5. Cleaning the dataset:
[Cleaning process and results]

6. Verification after cleaning:
[Final verification]

============================================================
BASIC DATA ANALYSIS
============================================================

1. Basic Statistics of Numerical Columns:
[Detailed statistics with mean, median, std, etc.]

2. Grouping Analysis by Categorical Columns:
[Country-based analysis, company groupings, etc.]
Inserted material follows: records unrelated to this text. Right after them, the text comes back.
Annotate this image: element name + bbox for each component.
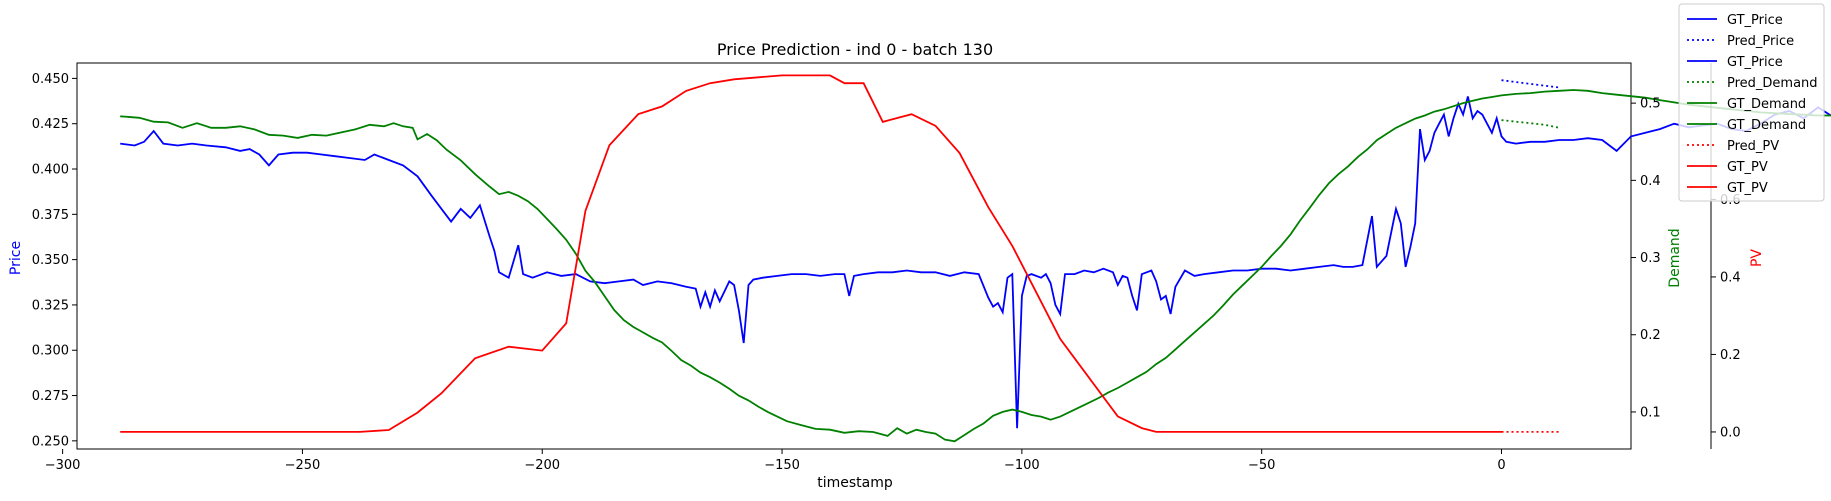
demand-tick-label: 0.5 — [1640, 97, 1661, 112]
y-axis-demand-label: Demand — [1667, 228, 1683, 287]
x-tick-label: −300 — [45, 458, 81, 473]
x-tick-label: −250 — [285, 458, 321, 473]
pv-tick-label: 0.2 — [1720, 348, 1741, 363]
legend-label: GT_Demand — [1727, 97, 1806, 112]
price-tick-label: 0.350 — [32, 253, 69, 268]
price-tick-label: 0.275 — [32, 389, 69, 404]
plot-area — [77, 63, 1831, 449]
legend-label: GT_Price — [1727, 55, 1783, 70]
demand-tick-label: 0.1 — [1640, 405, 1661, 420]
series-line-pred-price-1 — [1502, 80, 1560, 87]
series-line-gt-demand-4 — [120, 84, 1831, 442]
y-axis-price: 0.250 0.275 0.300 0.325 0.350 0.375 0.400 0.425… — [32, 72, 77, 449]
x-tick-label: −200 — [524, 458, 560, 473]
legend-label: GT_PV — [1727, 160, 1768, 175]
pv-tick-label: 0.0 — [1720, 425, 1741, 440]
series-line-gt-pv-7 — [120, 75, 1501, 432]
price-tick-label: 0.425 — [32, 117, 69, 132]
legend-label: GT_Price — [1727, 13, 1783, 28]
pv-tick-label: 0.4 — [1720, 270, 1741, 285]
price-tick-label: 0.250 — [32, 434, 69, 449]
x-tick-label: −50 — [1248, 458, 1275, 473]
legend-label: GT_PV — [1727, 181, 1768, 196]
chart-title: Price Prediction - ind 0 - batch 130 — [717, 40, 993, 59]
demand-tick-label: 0.2 — [1640, 328, 1661, 343]
x-tick-label: −100 — [1004, 458, 1040, 473]
x-tick-label: 0 — [1497, 458, 1505, 473]
price-tick-label: 0.300 — [32, 344, 69, 359]
legend: GT_Price Pred_Price GT_Price Pred_Demand GT_… — [1679, 4, 1824, 201]
price-tick-label: 0.375 — [32, 208, 69, 223]
price-tick-label: 0.400 — [32, 163, 69, 178]
x-tick-label: −150 — [764, 458, 800, 473]
y-axis-pv-label: PV — [1749, 249, 1765, 267]
price-tick-label: 0.450 — [32, 72, 69, 87]
legend-label: Pred_Demand — [1727, 76, 1818, 91]
x-axis: −300 −250 −200 −150 −100 −50 0 — [45, 449, 1506, 473]
plot-frame — [77, 63, 1631, 449]
demand-tick-label: 0.3 — [1640, 251, 1661, 266]
x-axis-label: timestamp — [817, 475, 893, 491]
legend-label: GT_Demand — [1727, 118, 1806, 133]
demand-tick-label: 0.4 — [1640, 174, 1661, 189]
y-axis-price-label: Price — [8, 241, 24, 275]
y-axis-demand: 0.1 0.2 0.3 0.4 0.5 — [1631, 97, 1661, 421]
price-tick-label: 0.325 — [32, 298, 69, 313]
series-line-pred-demand-3 — [1502, 120, 1560, 128]
legend-label: Pred_PV — [1727, 139, 1779, 154]
legend-label: Pred_Price — [1727, 34, 1794, 49]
3. Patterns and Interesting Findings:
🌍 Geographic Distribution: Dataset contains customers from X countries
📅 Subscription Timeline: Customers joined between YYYY and YYYY
👤 Name Patterns: Average lengths and characteristics
📧 Email Domains: Domain distribution analysis
🏢 Company Distribution: Business customer patterns
📊 Data Quality: Completeness metrics
🔗 Correlations Found: Relationships between variables

4. Summary Insights:
[Overall analysis summary]

============================================================
DATA VISUALIZATION
============================================================

Creating visualizations with X numerical features...
✓ Line chart: Subscription trends over time
✓ Bar chart: Average name length by country  
✓ Histogram: Email length distribution
✓ Scatter plot: First name vs last name length relationship
✓ Visualization saved as 'customer_data_visualization.png'

📈 Creating additional specialized visualizations...
✓ Additional visualizations saved as 'additional_customer_visualizations.png'

============================================================
DATA VISUALIZATION COMPLETED!
============================================================
📊 Four main visualization types created:
   1. ✓ Line Chart - Time series trends
   2. ✓ Bar Chart - Categorical comparisons
   3. ✓ Histogram - Distribution analysis  
   4. ✓ Scatter Plot - Relationship analysis
🎨 All plots include custom titles, labels, legends, and styling

This assignment is part of the Python Learning Path (PLP) curriculum.